We therefore also studied the behaviour of this method in an ensemble with a number of other methods: recommendations based on n-hops walks in a co-author graph (\(n=1,2,3\)), recommendations based on embeddings computed over this co-author graph, recommendations based on the BERT large language model, and the BM25 method from information retrieval. We studied a large variety of the most promising combinations of methods under different experimental settings. In our largest experimental setting, the ensemble methods that used the embeddings from the citation network outperformed those that didn’t, with a precision of 0.64 under a variety of settings. This acceptable precision in a recommendation setting comes at the price of a low recall, a behaviour that is typical in recommendation engines.

This allows us to succinctly answer the research questions we formulated in the introduction of this paper:

  • Will a citation network help in dataset discovery? Answer: yes

  • Can we do dataset discovery purely by link prediction on a citation network? Answer: no

  • Will the addition of citation-network-link-prediction help for dataset discovery? Answer: yes

We performed our experiments on a newly constructed benchmark set, using the KGlove method for training scientific entity (item) embeddings from the Microsoft Academic Knowledge Graph, containing a citation network of 100 million edges. We have made this benchmark corpus available online.

The methods that we designed and evaluated in this paper are clearly not the final word on how to recommend scientific items. Likely, the results can be improved not only by using tuning parameters to specific datasets, but also by adding other existing applicable methods. Also, the dataset could be expended. We have used both citation and co-author networks as signals for academic similarity, but also other academic networks exist. Including those is subject of future work.

The link prediction mentioned in this paper uses pre-trained embedding models. One drawback of this type of models is that this requires an embedding for each entity in the graph, and hence many existing models do not scale well enough.
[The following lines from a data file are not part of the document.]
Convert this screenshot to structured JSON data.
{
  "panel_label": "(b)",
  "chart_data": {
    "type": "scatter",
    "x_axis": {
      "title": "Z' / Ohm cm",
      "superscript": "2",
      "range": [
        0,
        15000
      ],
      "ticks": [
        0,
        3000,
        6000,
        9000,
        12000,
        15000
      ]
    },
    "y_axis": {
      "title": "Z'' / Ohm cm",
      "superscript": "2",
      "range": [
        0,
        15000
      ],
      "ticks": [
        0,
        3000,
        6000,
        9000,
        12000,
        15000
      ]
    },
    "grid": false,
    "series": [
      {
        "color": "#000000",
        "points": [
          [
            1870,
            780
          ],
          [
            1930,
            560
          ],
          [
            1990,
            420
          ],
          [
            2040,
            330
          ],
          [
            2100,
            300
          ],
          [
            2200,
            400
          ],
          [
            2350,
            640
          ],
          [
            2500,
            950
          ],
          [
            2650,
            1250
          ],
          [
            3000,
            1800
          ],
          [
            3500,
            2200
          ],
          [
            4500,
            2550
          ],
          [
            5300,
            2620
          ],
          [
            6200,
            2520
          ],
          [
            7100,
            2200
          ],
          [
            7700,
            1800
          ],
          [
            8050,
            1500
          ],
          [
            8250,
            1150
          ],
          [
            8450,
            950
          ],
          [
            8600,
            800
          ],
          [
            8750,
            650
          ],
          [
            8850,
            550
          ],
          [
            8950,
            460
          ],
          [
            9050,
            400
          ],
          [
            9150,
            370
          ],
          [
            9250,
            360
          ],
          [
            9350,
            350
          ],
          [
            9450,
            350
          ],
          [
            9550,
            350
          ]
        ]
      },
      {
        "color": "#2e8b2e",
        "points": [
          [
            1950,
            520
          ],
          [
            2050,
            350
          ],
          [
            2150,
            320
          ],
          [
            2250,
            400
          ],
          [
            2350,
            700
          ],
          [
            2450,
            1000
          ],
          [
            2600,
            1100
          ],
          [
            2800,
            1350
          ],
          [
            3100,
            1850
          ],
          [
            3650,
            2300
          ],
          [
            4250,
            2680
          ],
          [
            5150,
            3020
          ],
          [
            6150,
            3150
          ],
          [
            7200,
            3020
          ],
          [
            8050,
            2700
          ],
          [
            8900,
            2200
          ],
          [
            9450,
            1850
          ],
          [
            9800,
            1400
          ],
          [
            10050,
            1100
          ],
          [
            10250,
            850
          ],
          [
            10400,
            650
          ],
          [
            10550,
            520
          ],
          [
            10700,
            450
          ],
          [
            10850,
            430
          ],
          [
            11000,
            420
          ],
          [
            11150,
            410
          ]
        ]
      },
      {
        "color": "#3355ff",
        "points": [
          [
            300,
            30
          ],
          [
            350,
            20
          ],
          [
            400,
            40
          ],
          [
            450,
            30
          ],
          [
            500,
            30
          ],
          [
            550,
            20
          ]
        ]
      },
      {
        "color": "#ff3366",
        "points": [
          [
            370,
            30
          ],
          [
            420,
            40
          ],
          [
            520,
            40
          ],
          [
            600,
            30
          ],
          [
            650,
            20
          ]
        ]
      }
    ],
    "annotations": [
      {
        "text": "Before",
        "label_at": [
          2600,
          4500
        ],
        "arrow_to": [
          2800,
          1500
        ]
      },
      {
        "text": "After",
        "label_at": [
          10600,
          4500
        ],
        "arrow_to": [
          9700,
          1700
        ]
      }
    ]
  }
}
In the future several approaches could be investigated to overcome, one option is to use a model which can work in an inductive setting, based on the description, or even the content of the datasets. An example of such a method is BLP [8]. To reduce the number of embeddings, we could also use a model which only keeps embeddings for some entities in the graph, like NodePiece [16]. Another direction could be to attempt scaling models using summarization, as was done in [17].